As the months passed by, 20 stone turned to 19 and then to 18, and people began to notice.

Steve’s motivation grew and he started walking three miles, four times a week in all weathers.

He downloaded a fitness app, logged every mile and recorded what he ate.

“By Christmas 2018 I had lost four stone.” he said.

“According to the World Health Organisation, exercise can be as effective for mental illness as medication.

“Walking through depression and anxiety is not dissimilar to walking through a dark forest blindfolded.

“After each session of exercise, this dark forest became less scary, and maybe even less dark.

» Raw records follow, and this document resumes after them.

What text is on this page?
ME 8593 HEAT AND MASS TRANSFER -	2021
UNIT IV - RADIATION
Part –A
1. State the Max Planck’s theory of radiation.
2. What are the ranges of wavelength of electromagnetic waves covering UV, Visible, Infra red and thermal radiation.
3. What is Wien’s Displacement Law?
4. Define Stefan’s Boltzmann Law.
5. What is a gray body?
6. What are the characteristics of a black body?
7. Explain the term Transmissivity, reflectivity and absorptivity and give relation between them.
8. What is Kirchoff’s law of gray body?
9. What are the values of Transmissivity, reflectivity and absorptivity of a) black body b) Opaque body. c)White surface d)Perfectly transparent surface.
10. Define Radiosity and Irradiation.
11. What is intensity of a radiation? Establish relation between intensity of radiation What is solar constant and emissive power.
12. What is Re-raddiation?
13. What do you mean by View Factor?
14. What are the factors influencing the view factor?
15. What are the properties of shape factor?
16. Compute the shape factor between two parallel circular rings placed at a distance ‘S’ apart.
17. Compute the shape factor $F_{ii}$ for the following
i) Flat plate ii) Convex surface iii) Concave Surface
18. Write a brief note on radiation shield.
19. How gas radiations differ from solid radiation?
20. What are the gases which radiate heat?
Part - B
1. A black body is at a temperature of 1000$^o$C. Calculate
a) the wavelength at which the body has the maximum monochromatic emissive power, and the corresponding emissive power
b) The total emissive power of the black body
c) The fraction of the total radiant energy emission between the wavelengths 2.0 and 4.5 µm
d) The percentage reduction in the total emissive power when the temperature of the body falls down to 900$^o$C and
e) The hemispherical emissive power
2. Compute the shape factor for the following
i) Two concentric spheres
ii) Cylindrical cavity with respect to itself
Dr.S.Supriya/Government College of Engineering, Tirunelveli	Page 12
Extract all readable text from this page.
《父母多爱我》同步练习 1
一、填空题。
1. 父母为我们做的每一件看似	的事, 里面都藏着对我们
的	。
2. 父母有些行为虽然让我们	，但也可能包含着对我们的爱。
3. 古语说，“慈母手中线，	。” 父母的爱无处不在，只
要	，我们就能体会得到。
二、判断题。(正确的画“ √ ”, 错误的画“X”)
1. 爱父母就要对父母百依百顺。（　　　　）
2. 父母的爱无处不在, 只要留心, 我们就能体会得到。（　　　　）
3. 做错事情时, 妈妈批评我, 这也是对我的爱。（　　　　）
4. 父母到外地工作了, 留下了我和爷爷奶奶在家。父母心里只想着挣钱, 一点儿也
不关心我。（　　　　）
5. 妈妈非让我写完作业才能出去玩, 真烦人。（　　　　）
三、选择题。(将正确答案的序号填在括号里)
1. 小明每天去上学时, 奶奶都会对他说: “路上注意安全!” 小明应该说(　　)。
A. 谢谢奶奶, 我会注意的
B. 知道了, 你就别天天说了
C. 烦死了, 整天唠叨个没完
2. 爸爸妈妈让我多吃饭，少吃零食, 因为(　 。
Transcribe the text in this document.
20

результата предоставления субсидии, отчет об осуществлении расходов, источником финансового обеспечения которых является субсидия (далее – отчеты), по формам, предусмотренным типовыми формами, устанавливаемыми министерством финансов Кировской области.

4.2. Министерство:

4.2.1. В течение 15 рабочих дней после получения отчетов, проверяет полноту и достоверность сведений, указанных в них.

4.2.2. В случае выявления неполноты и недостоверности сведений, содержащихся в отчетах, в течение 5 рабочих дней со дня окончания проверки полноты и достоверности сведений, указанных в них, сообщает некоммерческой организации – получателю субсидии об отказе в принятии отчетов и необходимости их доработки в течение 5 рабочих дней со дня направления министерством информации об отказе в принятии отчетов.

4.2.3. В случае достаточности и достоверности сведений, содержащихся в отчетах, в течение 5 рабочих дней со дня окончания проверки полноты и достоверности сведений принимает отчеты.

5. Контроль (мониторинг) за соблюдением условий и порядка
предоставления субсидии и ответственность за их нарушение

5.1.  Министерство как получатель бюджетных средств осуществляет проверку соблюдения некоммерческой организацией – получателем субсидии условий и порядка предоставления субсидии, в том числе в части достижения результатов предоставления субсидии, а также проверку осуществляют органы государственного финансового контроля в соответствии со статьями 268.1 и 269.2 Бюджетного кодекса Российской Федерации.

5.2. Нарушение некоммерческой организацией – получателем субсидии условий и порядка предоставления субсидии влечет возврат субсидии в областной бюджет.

“I soon found myself going to exercise when the darkness descended.”

In early 2019, Steve joined the gym at Antrim Forum.

“In the summer of 2019 I began to attend the gym five times a week, this was necessary to continue to climb those mountains of weight loss and mental illness.” he said.

“I began to enjoy exercising.

“I wanted to share my story to encourage anyone who is considering a similar climb up either of these mountains.

“My story proves their ascent is possible.

“Perhaps I will always be climbing both of these.

“At least now I can say I am on the way up, rather than on my way down.”

Steve became well known for his fundraising for NI Cancer Fund for Children, NI Hospice, Women’s Aid and other charities, organising and hosting various quizzes, Selection Box Saturday, a sponsored run on treadmills and a head shave event.